A beautiful depiction of grace can be viewed on YouTube.
Amber Guyer, a Dallas ex-police officer, was convicted for the murder of Botham Jean and sentenced to 10 years. Watch his brother’s act of love and grace toward her as she sobs uncontrollably after other family members, perhaps justifiably, condemned her. One of my favorite books is Redeeming Love by Francine Rivers, something I didn’t openly share in my younger years! It is a fictional retelling of the story of Hosea and Gomer in the Bible. It is a reminder of the grace God continues to show me in spite of my unfaithfulness.
There is mystery in grace.
How justice and accountability can coexist with it is complicated.

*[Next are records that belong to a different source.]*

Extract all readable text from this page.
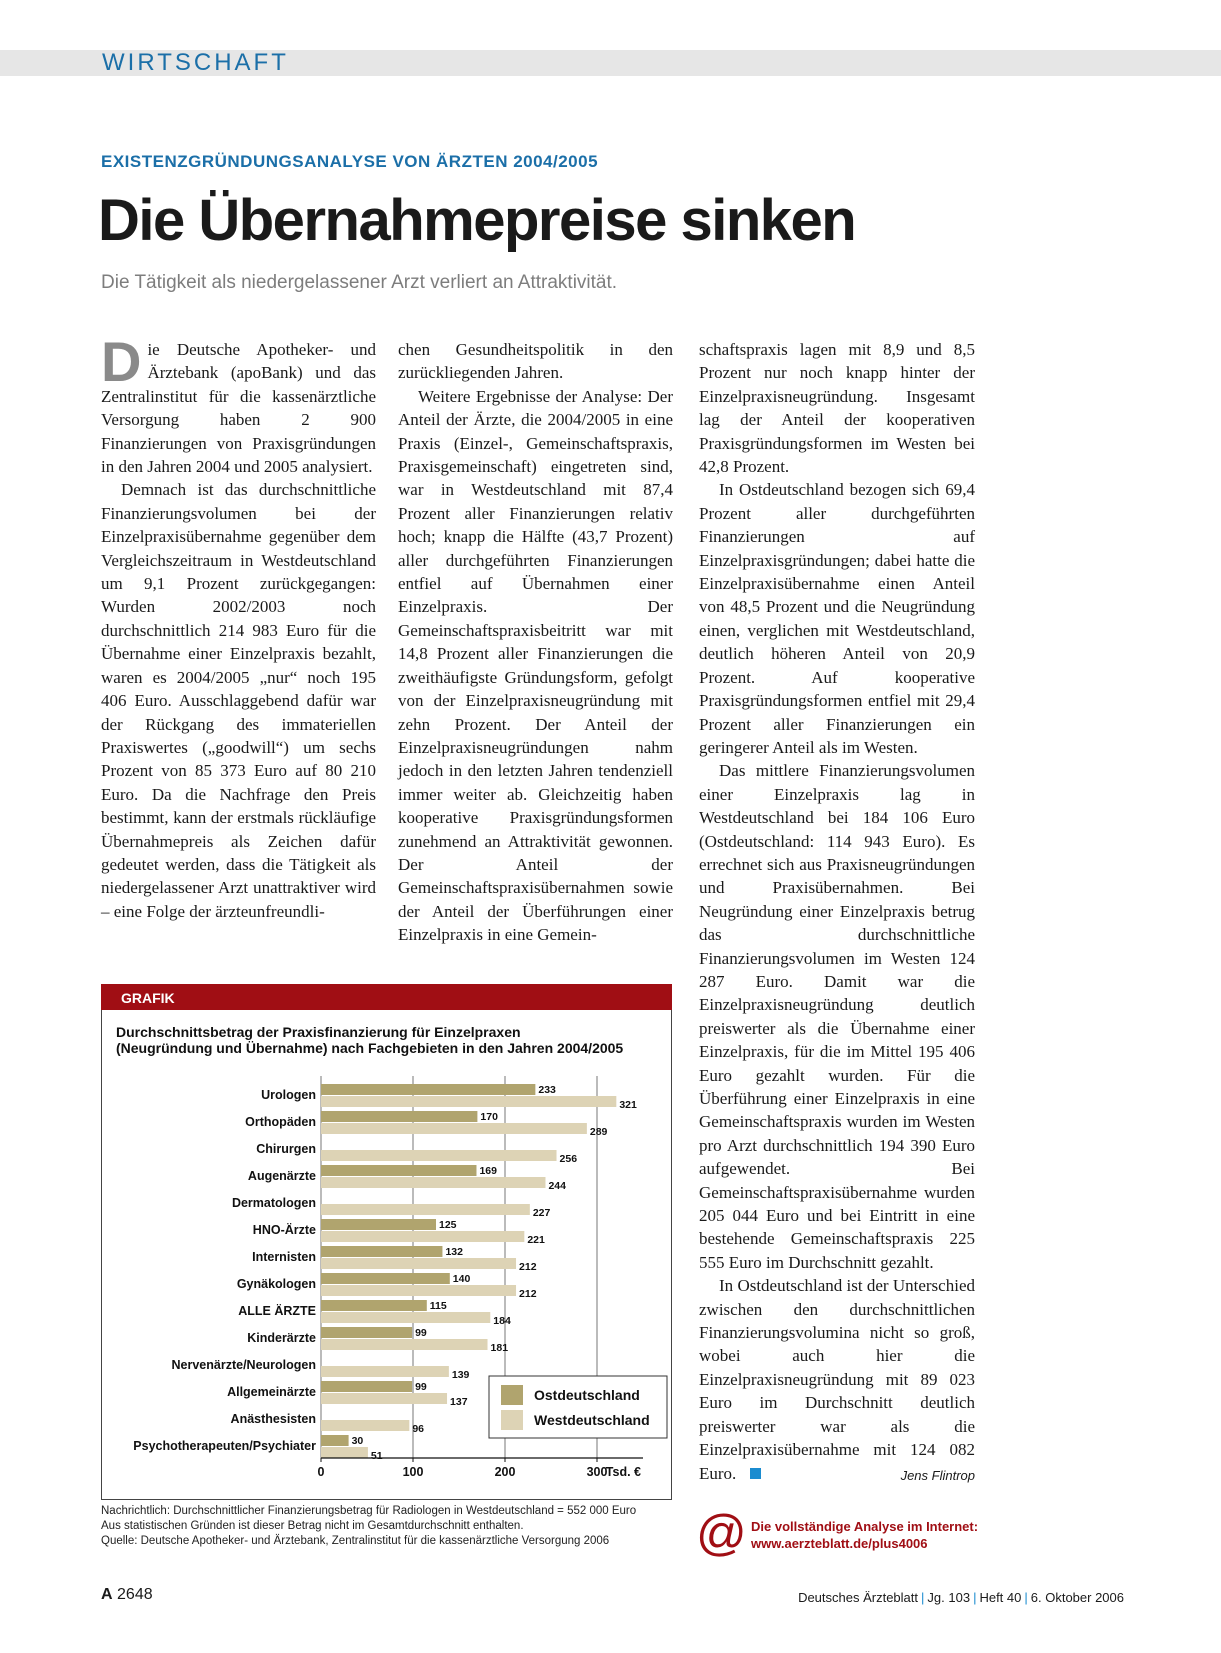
WIRTSCHAFT
EXISTENZGRÜNDUNGSANALYSE VON ÄRZTEN 2004/2005
Die Übernahmepreise sinken
Die Tätigkeit als niedergelassener Arzt verliert an Attraktivität.

Die Deutsche Apotheker- und Ärztebank (apoBank) und das Zentralinstitut für die kassenärztliche Versorgung haben 2 900 Finanzierungen von Praxisgründungen in den Jahren 2004 und 2005 analysiert.

Demnach ist das durchschnittliche Finanzierungsvolumen bei der Einzelpraxisübernahme gegenüber dem Vergleichszeitraum in Westdeutschland um 9,1 Prozent zurückgegangen: Wurden 2002/2003 noch durchschnittlich 214 983 Euro für die Übernahme einer Einzelpraxis bezahlt, waren es 2004/2005 „nur“ noch 195 406 Euro. Ausschlaggebend dafür war der Rückgang des immateriellen Praxiswertes („goodwill“) um sechs Prozent von 85 373 Euro auf 80 210 Euro. Da die Nachfrage den Preis bestimmt, kann der erstmals rückläufige Übernahmepreis als Zeichen dafür gedeutet werden, dass die Tätigkeit als niedergelassener Arzt unattraktiver wird – eine Folge der ärzteunfreundli-

chen Gesundheitspolitik in den zurückliegenden Jahren.

Weitere Ergebnisse der Analyse: Der Anteil der Ärzte, die 2004/2005 in eine Praxis (Einzel-, Gemeinschaftspraxis, Praxisgemeinschaft) eingetreten sind, war in Westdeutschland mit 87,4 Prozent aller Finanzierungen relativ hoch; knapp die Hälfte (43,7 Prozent) aller durchgeführten Finanzierungen entfiel auf Übernahmen einer Einzelpraxis. Der Gemeinschaftspraxisbeitritt war mit 14,8 Prozent aller Finanzierungen die zweithäufigste Gründungsform, gefolgt von der Einzelpraxisneugründung mit zehn Prozent. Der Anteil der Einzelpraxisneugründungen nahm jedoch in den letzten Jahren tendenziell immer weiter ab. Gleichzeitig haben kooperative Praxisgründungsformen zunehmend an Attraktivität gewonnen. Der Anteil der Gemeinschaftspraxisübernahmen sowie der Anteil der Überführungen einer Einzelpraxis in eine Gemein-

schaftspraxis lagen mit 8,9 und 8,5 Prozent nur noch knapp hinter der Einzelpraxisneugründung. Insgesamt lag der Anteil der kooperativen Praxisgründungsformen im Westen bei 42,8 Prozent.

In Ostdeutschland bezogen sich 69,4 Prozent aller durchgeführten Finanzierungen auf Einzelpraxisgründungen; dabei hatte die Einzelpraxisübernahme einen Anteil von 48,5 Prozent und die Neugründung einen, verglichen mit Westdeutschland, deutlich höheren Anteil von 20,9 Prozent. Auf kooperative Praxisgründungsformen entfiel mit 29,4 Prozent aller Finanzierungen ein geringerer Anteil als im Westen.

Das mittlere Finanzierungsvolumen einer Einzelpraxis lag in Westdeutschland bei 184 106 Euro (Ostdeutschland: 114 943 Euro). Es errechnet sich aus Praxisneugründungen und Praxisübernahmen. Bei Neugründung einer Einzelpraxis betrug das durchschnittliche Finanzierungsvolumen im Westen 124 287 Euro. Damit war die Einzelpraxisneugründung deutlich preiswerter als die Übernahme einer Einzelpraxis, für die im Mittel 195 406 Euro gezahlt wurden. Für die Überführung einer Einzelpraxis in eine Gemeinschaftspraxis wurden im Westen pro Arzt durchschnittlich 194 390 Euro aufgewendet. Bei Gemeinschaftspraxisübernahme wurden 205 044 Euro und bei Eintritt in eine bestehende Gemeinschaftspraxis 225 555 Euro im Durchschnitt gezahlt.

In Ostdeutschland ist der Unterschied zwischen den durchschnittlichen Finanzierungsvolumina nicht so groß, wobei auch hier die Einzelpraxisneugründung mit 89 023 Euro im Durchschnitt deutlich preiswerter war als die Einzelpraxisübernahme mit 124 082 Euro.	Jens Flintrop
GRAFIK
Durchschnittsbetrag der Praxisfinanzierung für Einzelpraxen
(Neugründung und Übernahme) nach Fachgebieten in den Jahren 2004/2005
Urologen	233
321
Orthopäden	170
289
Chirurgen
256
Augenärzte	169
244
Dermatologen
227
HNO-Ärzte	125
221
Internisten	132
212
Gynäkologen	140
212
ALLE ÄRZTE	115
184
Kinderärzte	99
181
Nervenärzte/Neurologen
139
Allgemeinärzte	99
137
Anästhesisten
96
Psychotherapeuten/Psychiater	30
51
0	100	200	300
Tsd. €
Ostdeutschland
Westdeutschland
Nachrichtlich: Durchschnittlicher Finanzierungsbetrag für Radiologen in Westdeutschland = 552 000 Euro
Aus statistischen Gründen ist dieser Betrag nicht im Gesamtdurchschnitt enthalten.
Quelle: Deutsche Apotheker- und Ärztebank, Zentralinstitut für die kassenärztliche Versorgung 2006	@ Die vollständige Analyse im Internet:
www.aerzteblatt.de/plus4006
A 2648	Deutsches Ärzteblatt | Jg. 103 | Heft 40 | 6. Oktober 2006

When I was in High School, I memorized the Book of James, and one of my favorite passages is found in the second chapter. “Speak and act as those who will be judged by the law that gives freedom, because judgment without mercy will be shown to anyone who has not been merciful. Mercy triumphs over judgment.” This spiritual principle is also found in Matthew, “The measure we use will be applied back to us. This is so important for us to remember when we are in a position of authority or judgment because, eventually, we will be the ones on trial.”
What does grace look like in your own life and circumstances? Where are you withholding it? Is there a relationship you can mend and redeem with a little grace? Can you take the first step to mend something broken? Who needs your grace? Remember, if it’s deserved, it’s not grace. Grace is truly a gift, and though it’s free, it will cost you valuable time, effort, and pride. It will be worth it. If reading this blog inspires you to take some action, I hope you’ll share it with me—that is always my primary goal.